Prosecutors, police and community leaders say there's no magic switch to turn off the violence, and law enforcement alone can't solve all of the issues that spark violence.
"This isn’t going to be solved overnight. We’re not going to police our way out of this," Rev. Darryl Spence, a long-time community leader, told KARE.
"I applaud the mayor for stepping up, doing listening sessions. I hope he listens and he responds to what he hears."
Safe spaces and mentoring
Rev.
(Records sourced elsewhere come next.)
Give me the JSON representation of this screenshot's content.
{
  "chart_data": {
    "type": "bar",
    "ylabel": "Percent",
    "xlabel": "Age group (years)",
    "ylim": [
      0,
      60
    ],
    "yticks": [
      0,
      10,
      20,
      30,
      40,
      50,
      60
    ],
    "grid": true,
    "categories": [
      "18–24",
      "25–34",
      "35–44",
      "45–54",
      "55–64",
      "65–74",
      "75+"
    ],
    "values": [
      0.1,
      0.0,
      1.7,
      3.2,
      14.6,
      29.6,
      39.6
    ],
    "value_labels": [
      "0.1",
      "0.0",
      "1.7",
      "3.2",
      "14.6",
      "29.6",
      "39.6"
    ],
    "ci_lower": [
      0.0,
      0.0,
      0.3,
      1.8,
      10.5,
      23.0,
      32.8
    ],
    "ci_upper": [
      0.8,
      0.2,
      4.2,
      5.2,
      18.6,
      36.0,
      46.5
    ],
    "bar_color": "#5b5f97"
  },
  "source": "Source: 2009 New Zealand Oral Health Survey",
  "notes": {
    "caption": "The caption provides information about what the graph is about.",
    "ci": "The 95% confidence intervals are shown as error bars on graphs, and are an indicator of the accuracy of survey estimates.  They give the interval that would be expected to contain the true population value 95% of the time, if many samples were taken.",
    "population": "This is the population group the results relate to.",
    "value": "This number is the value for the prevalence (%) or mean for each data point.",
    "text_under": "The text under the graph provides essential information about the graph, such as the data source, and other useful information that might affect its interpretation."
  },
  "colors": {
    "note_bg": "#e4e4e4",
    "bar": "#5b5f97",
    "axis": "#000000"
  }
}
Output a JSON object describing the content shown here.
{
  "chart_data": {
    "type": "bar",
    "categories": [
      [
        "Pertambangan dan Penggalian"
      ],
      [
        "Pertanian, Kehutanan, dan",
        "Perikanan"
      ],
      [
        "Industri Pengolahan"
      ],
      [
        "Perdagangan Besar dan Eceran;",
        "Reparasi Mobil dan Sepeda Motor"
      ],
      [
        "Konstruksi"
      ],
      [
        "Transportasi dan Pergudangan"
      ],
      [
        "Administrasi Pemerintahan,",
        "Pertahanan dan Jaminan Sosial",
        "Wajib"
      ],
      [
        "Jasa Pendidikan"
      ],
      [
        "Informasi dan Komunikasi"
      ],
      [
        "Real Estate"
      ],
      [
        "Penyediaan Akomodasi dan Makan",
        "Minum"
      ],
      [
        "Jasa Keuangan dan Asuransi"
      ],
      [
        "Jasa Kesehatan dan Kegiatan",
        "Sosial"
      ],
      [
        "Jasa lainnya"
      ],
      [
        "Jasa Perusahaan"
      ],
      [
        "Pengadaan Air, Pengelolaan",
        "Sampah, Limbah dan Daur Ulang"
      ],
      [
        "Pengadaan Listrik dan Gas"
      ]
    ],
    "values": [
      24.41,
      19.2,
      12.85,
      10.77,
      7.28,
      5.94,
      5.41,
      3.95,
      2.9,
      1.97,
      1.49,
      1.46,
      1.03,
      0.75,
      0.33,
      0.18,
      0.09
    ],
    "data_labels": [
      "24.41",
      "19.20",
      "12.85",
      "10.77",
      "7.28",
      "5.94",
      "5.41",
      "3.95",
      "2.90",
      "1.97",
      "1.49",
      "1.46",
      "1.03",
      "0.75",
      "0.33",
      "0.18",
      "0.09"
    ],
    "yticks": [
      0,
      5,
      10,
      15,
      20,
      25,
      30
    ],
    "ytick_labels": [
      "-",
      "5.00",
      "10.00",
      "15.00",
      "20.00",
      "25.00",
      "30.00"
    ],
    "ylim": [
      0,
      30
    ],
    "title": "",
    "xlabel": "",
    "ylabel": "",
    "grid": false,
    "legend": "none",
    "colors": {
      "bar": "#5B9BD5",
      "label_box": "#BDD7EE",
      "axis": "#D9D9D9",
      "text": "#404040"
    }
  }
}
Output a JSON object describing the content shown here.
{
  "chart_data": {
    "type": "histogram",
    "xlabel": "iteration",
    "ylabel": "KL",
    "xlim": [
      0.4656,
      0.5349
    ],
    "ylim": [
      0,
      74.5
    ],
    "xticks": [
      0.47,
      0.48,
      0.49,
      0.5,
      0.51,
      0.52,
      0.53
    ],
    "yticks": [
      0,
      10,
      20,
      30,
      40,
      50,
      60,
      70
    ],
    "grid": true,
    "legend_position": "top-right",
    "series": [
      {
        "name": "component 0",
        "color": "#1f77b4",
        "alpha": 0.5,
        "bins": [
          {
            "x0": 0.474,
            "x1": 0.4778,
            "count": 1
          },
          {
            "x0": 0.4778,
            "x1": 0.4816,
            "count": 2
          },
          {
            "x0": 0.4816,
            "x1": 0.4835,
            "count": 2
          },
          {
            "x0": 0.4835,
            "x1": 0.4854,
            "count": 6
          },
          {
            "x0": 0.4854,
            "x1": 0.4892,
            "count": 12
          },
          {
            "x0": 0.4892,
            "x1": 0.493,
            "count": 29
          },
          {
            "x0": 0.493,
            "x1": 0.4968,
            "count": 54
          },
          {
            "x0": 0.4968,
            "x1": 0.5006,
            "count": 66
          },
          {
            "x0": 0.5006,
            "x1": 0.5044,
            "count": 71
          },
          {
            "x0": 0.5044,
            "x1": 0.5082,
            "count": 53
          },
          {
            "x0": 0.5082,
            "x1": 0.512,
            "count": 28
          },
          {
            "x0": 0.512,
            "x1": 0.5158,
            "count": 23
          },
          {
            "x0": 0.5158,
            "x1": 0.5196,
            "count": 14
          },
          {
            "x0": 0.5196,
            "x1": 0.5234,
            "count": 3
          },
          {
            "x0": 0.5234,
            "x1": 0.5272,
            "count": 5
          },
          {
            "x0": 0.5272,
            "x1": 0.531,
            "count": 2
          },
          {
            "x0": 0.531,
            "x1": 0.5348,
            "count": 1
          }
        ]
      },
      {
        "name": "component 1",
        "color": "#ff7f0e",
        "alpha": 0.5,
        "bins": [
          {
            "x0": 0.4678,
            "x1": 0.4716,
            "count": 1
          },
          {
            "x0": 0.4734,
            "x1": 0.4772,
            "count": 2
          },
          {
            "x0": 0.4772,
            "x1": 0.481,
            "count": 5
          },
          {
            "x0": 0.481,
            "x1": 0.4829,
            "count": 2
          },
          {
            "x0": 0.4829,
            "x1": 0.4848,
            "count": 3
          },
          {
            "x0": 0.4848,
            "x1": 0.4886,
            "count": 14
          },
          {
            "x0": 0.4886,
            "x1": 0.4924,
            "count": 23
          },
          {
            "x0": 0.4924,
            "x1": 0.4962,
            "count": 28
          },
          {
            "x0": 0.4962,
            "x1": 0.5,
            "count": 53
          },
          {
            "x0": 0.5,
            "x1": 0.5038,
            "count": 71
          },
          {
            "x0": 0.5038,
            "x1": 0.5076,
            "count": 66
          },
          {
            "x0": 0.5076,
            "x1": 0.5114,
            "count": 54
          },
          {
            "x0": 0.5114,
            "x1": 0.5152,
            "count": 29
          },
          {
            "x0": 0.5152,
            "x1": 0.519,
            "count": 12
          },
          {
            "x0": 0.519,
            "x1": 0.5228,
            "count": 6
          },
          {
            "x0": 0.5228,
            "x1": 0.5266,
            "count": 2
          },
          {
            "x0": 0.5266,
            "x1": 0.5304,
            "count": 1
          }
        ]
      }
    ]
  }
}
Spence said the hard work is reaching teens and letting them know they are valued, and there are safe spaces and mentors willing to help.
Toward that end, he's especially impressed by a new non-profit known as 8218/Truce Center, which is taking root in the old Fair Garden building at Selby Avenue and Lexington Parkway.
Volunteer Rachel Woodland, a local artist, was busy working on an indoor mural which spelled the new center's theme, "Another day, another chance."
"It's a place for our young folks to come, do homework, to have fellowship, but most of all to reflect, remember why they are where they are, and hopefully, preferably, that will begin to deter some of this violence," Spence remarked.
Miki Frost, the founder of 8218/Truce Center, said teens can take classes in health and wellness, entrepreneurship and parenting. But they also want it to be a safe space where youth can resolve conflicts peacefully.
"We want to be able to come talk with the kids, let them know they can confide in us, that they have somebody to talk to, someone that believes in them and is rooting for them, someone beyond family members," Frost explained.
"It's just a place where they can come play the game, learn how to start to work and be around each other without conflict."
Once volunteers establish relationships with the teens, they may also be warned about conflicts before they blow up into violence. That would give Frost and volunteers a chance to intervene.
"So often young people just think, 'You hit me so I’m going to hit you back'," Tim Wilson, a community volunteer at 8218/Truce Center said.
"Here somebody comes and says, 'Wait a minute, just think about it. That’s just going to keep on going - I hit you, you hit me back, on and on. How can we resolve this'?"
Erica MacDonald, the US Attorney for Minnesota, met privately with St. Paul Chief Todd Axtell, Ramsey County Attorney John Choi and others Thursday afternoon to talk about the wave of gun violence in St. Paul.
In a statement issued to the media after the meeting, she said all the state, federal and local agencies are devoting their resources to addressing the situation. But it will take more than that, according to the federal prosecutor.
"It was the unanimous consensus of the group that reducing violent crime requires more than just enforcement, it also requires plans for treatment and prevention," read the prepared statement from MacDonald.
There has been speculation that some gun crimes might be turned over to the MacDonald's office, because federal firearms offenses can carry longer prison sentences than comparable offenses handled by state courts. MacDonald's staff Thursday didn't return calls inquiring about that possibility.
One the crime-solving front, St. Paul received a $750,000 federal grant in September aimed at giving that city more resources. The money will be used to hire a crime analyst, a ballistics technician, a gun crimes prosecutor and for staff training.
The department is in the process of filling those positions.The money comes from the US Dept. of Justice Local Law Enforcement Crime Gun Intelligence Center Integration Initiative.